先日、千葉県教育委員会から前回の学力検査の結果が発表されました。
令和3年度入試、前期の5科目平均点は286.2点でした。
令和2年度の前期5科目平均点は261.6点ですので、全体として約25点も平均点が上がったことになります。
入試制度が変更になって初めての試験。しかも、コロナ禍の中、今までにない対応が取られた入試になりました。
具体的には、願書が郵送可能になったり、追試が多く設けられたりしました。
しかし、何と言っても大きな変化は試験範囲の減少です。数学、社会、理科において出題範囲の縮小が行われました。
それぞれの科目において、3年生の最後に習う分野が出題されなくなったのです。
東京都の試験では、数学の三平方の定理も出題されない、中3範囲の漢字の出題がない、英語の関係代名詞以降が出題されない、など、千葉県よりも大きな縮小が行われています。
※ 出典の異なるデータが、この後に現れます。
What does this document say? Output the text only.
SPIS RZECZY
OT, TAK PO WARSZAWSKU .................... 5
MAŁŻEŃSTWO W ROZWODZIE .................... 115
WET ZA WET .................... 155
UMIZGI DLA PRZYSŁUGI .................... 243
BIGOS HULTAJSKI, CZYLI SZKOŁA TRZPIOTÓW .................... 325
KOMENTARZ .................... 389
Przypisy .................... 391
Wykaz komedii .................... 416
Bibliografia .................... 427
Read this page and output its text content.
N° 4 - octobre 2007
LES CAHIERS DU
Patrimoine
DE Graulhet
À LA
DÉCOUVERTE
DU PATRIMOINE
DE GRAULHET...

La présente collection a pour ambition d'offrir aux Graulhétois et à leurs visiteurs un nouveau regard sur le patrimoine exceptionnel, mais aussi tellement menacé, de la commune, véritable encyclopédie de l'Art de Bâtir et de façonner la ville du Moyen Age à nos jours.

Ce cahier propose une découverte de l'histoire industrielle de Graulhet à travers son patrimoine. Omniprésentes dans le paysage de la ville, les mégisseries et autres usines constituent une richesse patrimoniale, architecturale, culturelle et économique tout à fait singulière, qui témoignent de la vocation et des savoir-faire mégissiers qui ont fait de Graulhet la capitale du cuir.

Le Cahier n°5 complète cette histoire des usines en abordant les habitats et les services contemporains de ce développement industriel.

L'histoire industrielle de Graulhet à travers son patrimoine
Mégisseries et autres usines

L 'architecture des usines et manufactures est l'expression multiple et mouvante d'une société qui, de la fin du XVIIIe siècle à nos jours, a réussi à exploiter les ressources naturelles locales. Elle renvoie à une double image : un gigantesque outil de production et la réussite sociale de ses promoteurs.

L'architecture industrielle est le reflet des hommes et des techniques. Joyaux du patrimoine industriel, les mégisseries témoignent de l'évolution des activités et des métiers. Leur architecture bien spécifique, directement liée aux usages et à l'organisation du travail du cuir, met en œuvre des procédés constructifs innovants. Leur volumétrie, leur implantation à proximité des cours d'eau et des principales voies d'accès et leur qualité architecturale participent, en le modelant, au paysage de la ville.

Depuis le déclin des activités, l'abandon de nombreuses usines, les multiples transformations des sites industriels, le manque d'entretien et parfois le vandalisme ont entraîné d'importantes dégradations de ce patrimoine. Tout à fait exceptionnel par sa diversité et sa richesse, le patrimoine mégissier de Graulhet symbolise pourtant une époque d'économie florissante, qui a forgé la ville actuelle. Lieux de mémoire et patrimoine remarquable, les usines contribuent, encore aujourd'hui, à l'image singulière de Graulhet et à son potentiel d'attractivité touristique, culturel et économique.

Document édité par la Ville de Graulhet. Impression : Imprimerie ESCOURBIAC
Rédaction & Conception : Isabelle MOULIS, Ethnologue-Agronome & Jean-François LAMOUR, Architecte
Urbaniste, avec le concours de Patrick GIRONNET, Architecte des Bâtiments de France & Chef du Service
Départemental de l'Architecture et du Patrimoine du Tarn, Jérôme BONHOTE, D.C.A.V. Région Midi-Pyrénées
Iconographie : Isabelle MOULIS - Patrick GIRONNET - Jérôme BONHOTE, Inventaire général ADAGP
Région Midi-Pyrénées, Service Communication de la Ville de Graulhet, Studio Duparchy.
千葉県では、国語と英語の試験範囲は特に縮小はされませんでしたが、英語に関しては解答時間が10分伸びて60分になり、しかし問題構成はさほど変化が無い、という状況でした。
結論から言えば、難易度はかなり下がったと言えます。
続いて、5科目それぞれの平均点の変化を見てみましょう。
ほとんどの科目で、昨年より平均点が高くなっています。
特に、赤字で示した英語の61.7点、数学の59.3点はここ最近で最も高い平均点になっています。
英語に関しては、前述のとおり、範囲自体は縮小されていませんが、コロナでの休校等に配慮してか、平易な問題が多く、しかも問題数は変化なし。加えて解答時間が伸びましたから、随分取り組みやすくなったと言えます。
千葉県教育委員会の発表によると、令和3年度の入試問題の特徴は
・基礎的・基本的な事項の正確な理解度を見ることができるよう、複数の回答について全て正しい場合にのみ正解とする問題や、理由を書かせる問題を設定した。
・学習した基礎的知識を応用して答えを導く問題や思考力、判断力、表現力を総合的に見ることが出来るような問題を設定した。
上記2点を柱に、「自ら学び、思考し、表現する力」を見る問題を充実させた。
とのこと。※なお、この文言は昨年と変わっていません。
上記の「理由」を書かせる問や、自分で考えて書くタイプの筆記問題は、正答率が明らかに低くなっています。
ただ暗記するだけでなく、なぜそうなるのか、という背景までしっかり理解して学習する必要があります。
今回、ほとんどの科目で平均点が上がる中、唯一平均点が下ったのが社会でした。
「自ら学び、思考し、表現する力」を見る手段として、複数の統計資料、地形図、写真等を活用して、社会的事象を判断、分析するタイプの問題が出題されています。解答の選択肢の文章も長くなっており、読解力も必須です。
配点も高く設定されており、差がついてしまうポイントとなりました。
さて、この結果を踏まえて、今後の入試問題の傾向ですが、
入試出題の基本方針は引き続き変わらないと予想されます。
すなわち、
・基礎的・基本的な事項の正確な理解度を見ることができるよう、複数の回答について全て正しい場合にのみ正解とする問題や、理由を書かせる問題を出題される
・基礎的知識を応用して答えを導く問題や思考力、判断力、表現力を総合的に見ることが出来るような問題が出題される
ということです。
今、21世紀型能力という言葉が話題です。
『基礎力』
読み書き・計算・情報リテラシー
『思考力』
問題発見・創造力・論理的思考力
『実践力』
自立的に行動する力・コミュニケーション力
他社と協働して問題解決にあたる力
で構成される21世紀型能力。
今年度は公立の小学校中学校にもタブレット(タブレットPC)が配置され、
子どもたちはどんどん新しい学びを行っています。
将来、大きく変容する社会で生きていける力を身につける。
そのための教育改革の一環です。
今年度の生徒さんから、教科書の改定がはじまりました。昨年までの試験では出題されなかった問題も取り入れられるのは確実と言っていいでしょう。
平均点がかなり上がりましたから、来年は難易度が上がると予想されます。
コロナウィルスの状況もまだまだどうなるか分かりません。今年もこれから大きな変更があるかもしれません。
しかし、それでも私達のやることは変わりません。
どんな問題が出ても対応できる、確かな学力の養成。
自分の行きたいところに、自分の力でたどり着ける学力を身につけていただきたいです。